01
100% pass-through ceiling
Every estimate assumes that 100% of upstream cost changes flow through to the consumer. This is deliberately an upper bound. In reality, governments subsidize, retailers absorb margins, and supply chains adapt. The ceiling tells you the worst-case scenario, not the most likely one.
02
Direct vs indirect exposure
Each consumer category (bread, fuel, cooking oil, etc.) is mapped to a set of upstream factors (wheat price, crude oil, fertilizer, freight). The exposure coefficient for each category-factor pair reflects how much of the final product cost is attributable to that input. These coefficients are derived from USDA cost-of-production surveys and FAO food balance sheets.
03
FX and import adjustment
For import-dependent countries, currency depreciation amplifies the local-currency cost of dollar-denominated commodities. The FX adjustment multiplies the commodity price change by the degree of depreciation. Countries that are net exporters of a commodity receive a dampened or zero adjustment for that factor.
04
Lag profiles
Price shocks do not hit consumers instantly. The model supports four lag profiles: Immediate (fuel, forex-sensitive goods), 3-month (perishables, short supply chains), 6-month (processed foods, regional supply chains), and 12-month (staples with strategic reserves, long-term contracts).

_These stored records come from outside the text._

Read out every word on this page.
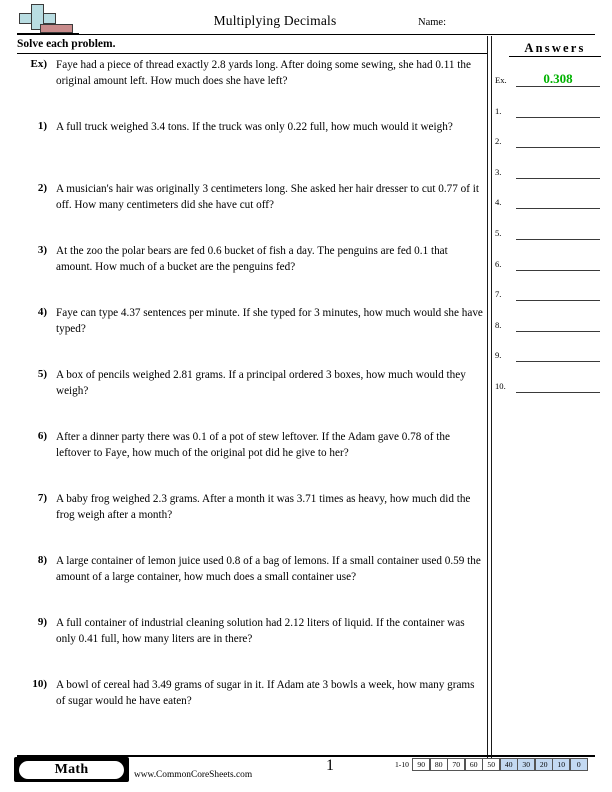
Multiplying Decimals	Name:
Solve each problem.
Ex) Faye had a piece of thread exactly 2.8 yards long. After doing some sewing, she had 0.11 the original amount left. How much does she have left?
1) A full truck weighed 3.4 tons. If the truck was only 0.22 full, how much would it weigh?
2) A musician's hair was originally 3 centimeters long. She asked her hair dresser to cut 0.77 of it off. How many centimeters did she have cut off?
3) At the zoo the polar bears are fed 0.6 bucket of fish a day. The penguins are fed 0.1 that amount. How much of a bucket are the penguins fed?
4) Faye can type 4.37 sentences per minute. If she typed for 3 minutes, how much would she have typed?
5) A box of pencils weighed 2.81 grams. If a principal ordered 3 boxes, how much would they weigh?
6) After a dinner party there was 0.1 of a pot of stew leftover. If the Adam gave 0.78 of the leftover to Faye, how much of the original pot did he give to her?
7) A baby frog weighed 2.3 grams. After a month it was 3.71 times as heavy, how much did the frog weigh after a month?
8) A large container of lemon juice used 0.8 of a bag of lemons. If a small container used 0.59 the amount of a large container, how much does a small container use?
9) A full container of industrial cleaning solution had 2.12 liters of liquid. If the container was only 0.41 full, how many liters are in there?
10) A bowl of cereal had 3.49 grams of sugar in it. If Adam ate 3 bowls a week, how many grams of sugar would he have eaten?
Answers
Ex.	0.308
1.
2.
3.
4.
5.
6.
7.
8.
9.
10.
Math	www.CommonCoreSheets.com
1	1-10	90	80	70	60	50	40	30	20	10	0
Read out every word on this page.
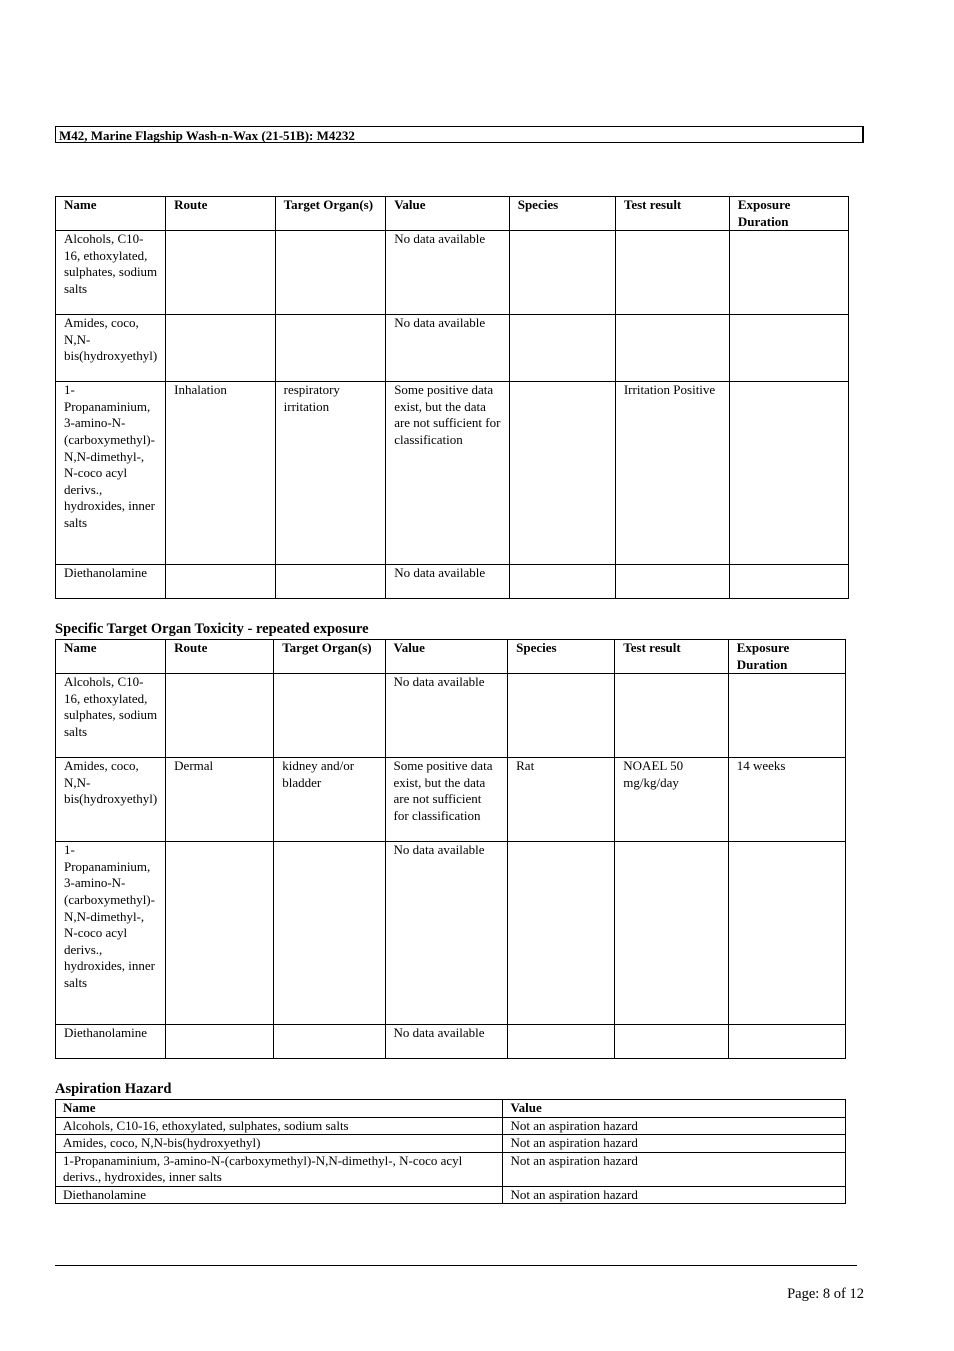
M42, Marine Flagship Wash-n-Wax (21-51B): M4232
Name	Route	Target Organ(s)	Value	Species	Test result	Exposure Duration
Alcohols, C10-16, ethoxylated, sulphates, sodium salts			No data available			
Amides, coco, N,N-bis(hydroxyethyl)			No data available			
1-Propanaminium, 3-amino-N-(carboxymethyl)-N,N-dimethyl-, N-coco acyl derivs., hydroxides, inner salts	Inhalation	respiratory irritation	Some positive data exist, but the data are not sufficient for classification		Irritation Positive	
Diethanolamine			No data available			
Specific Target Organ Toxicity - repeated exposure
Name	Route	Target Organ(s)	Value	Species	Test result	Exposure Duration
Alcohols, C10-16, ethoxylated, sulphates, sodium salts			No data available			
Amides, coco, N,N-bis(hydroxyethyl)	Dermal	kidney and/or bladder	Some positive data exist, but the data are not sufficient for classification	Rat	NOAEL 50 mg/kg/day	14 weeks
1-Propanaminium, 3-amino-N-(carboxymethyl)-N,N-dimethyl-, N-coco acyl derivs., hydroxides, inner salts			No data available			
Diethanolamine			No data available			
Aspiration Hazard
Name	Value
Alcohols, C10-16, ethoxylated, sulphates, sodium salts	Not an aspiration hazard
Amides, coco, N,N-bis(hydroxyethyl)	Not an aspiration hazard
1-Propanaminium, 3-amino-N-(carboxymethyl)-N,N-dimethyl-, N-coco acyl derivs., hydroxides, inner salts	Not an aspiration hazard
Diethanolamine	Not an aspiration hazard
Page: 8 of 12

Each profile weights the factor change over the appropriate time horizon.
05
Country-level resolution
The model operates at the country level, not the city or province level. Within-country variation (urban vs rural, coastal vs inland) can be significant but is not captured. We chose country-level resolution because the macro inputs (exchange rates, import dependency ratios, commodity prices) are most reliably available at that granularity.
06
Known limitations
The model does not account for government price controls, subsidy programs, speculative hoarding, supply chain disruptions beyond commodity costs, or local market competition dynamics. It underestimates impacts in countries with structural currency crises (e.g., Türkiye, Nigeria) where parallel exchange rates diverge from official rates.